Comment by fithisux
2 days ago
Null terminated strings have some merits but they should be a completely different data type like in Freebasic.
2 days ago
Null terminated strings have some merits but they should be a completely different data type like in Freebasic.
Are there other merits than availability of literals in C?
It seems like one of the worst data structures ever - lookup complexity of a linked list with a expansion complexity of an array list with security problems added as a bonus.

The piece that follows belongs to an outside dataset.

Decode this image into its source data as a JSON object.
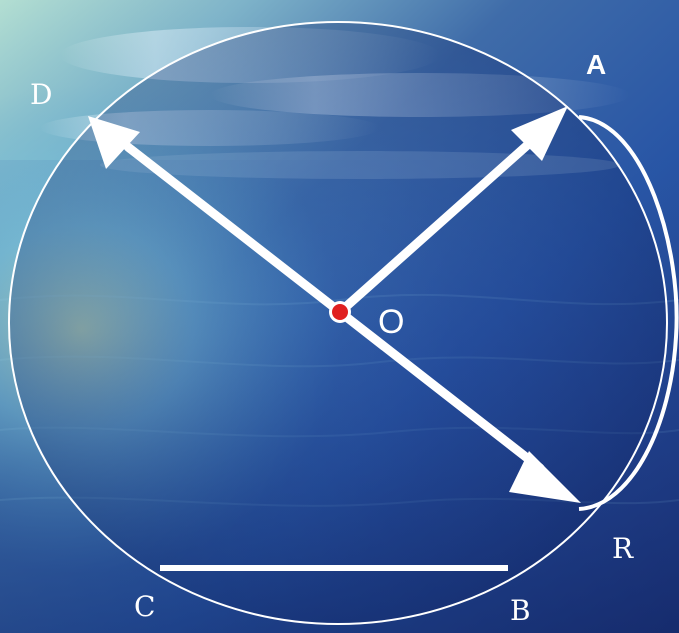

One I can think of is simplicity. No need to worry about what the type of the string should be (size_t?) or where it should be stored. Just pass around a pointer. Pointers fit the size of a CPU register most of the time. Though in my opinion the drawbacks (O(N) performance, NUL forbidden etc.) outweigh this benefit we are stuck. Many kernel interfaces like open, getdents etc. assume NUL-terminated strings, therefore any low-level language or library has to support them.
But (i32 length, byte[] data) is as complex as (byte[] data, '\0'), its two-parts anyway. Of course it allows potentially for very long strings at the cost of just a single byte spent as a terminator. Beside the rarity of such a case, the "space savings" might play a role on a PDP11, or on a Z80, but not on any of the modern architectures that need structures aligned to 32 or even 64 bit boundary. The efficiency and security costs far outweigh any savings is space or simplicity (heh) of processing.
Null-terminated strings are the other billion-dollar mistake, along with the original NULL.
2 replies →
It's fine as a serialization/deserialization primitive for on-disk files, as long as the NULL character is invalid.
String tables in most object file formats work like that, a concatenated series of ASCIIZ strings. One byte of overhead (NUL), requires only an offset into one to address a string and you can share strings with common suffixes. It's a very compact layout.
Nothing prevents you from using a shared pool of strings that don't have null terminator. It can even be more efficient, since you don't have the null byte to handle at string end. Depending on the maximum string length you want to support, it doesn't even have to take more space.
1 reply →
When using null terminated strings, parsing can be branchless because you don't need bounds checks and can use a jump table indexed by the byte.
Hearing someone mention FreeBASIC really brings me back. It was the first language I ever used pointers in.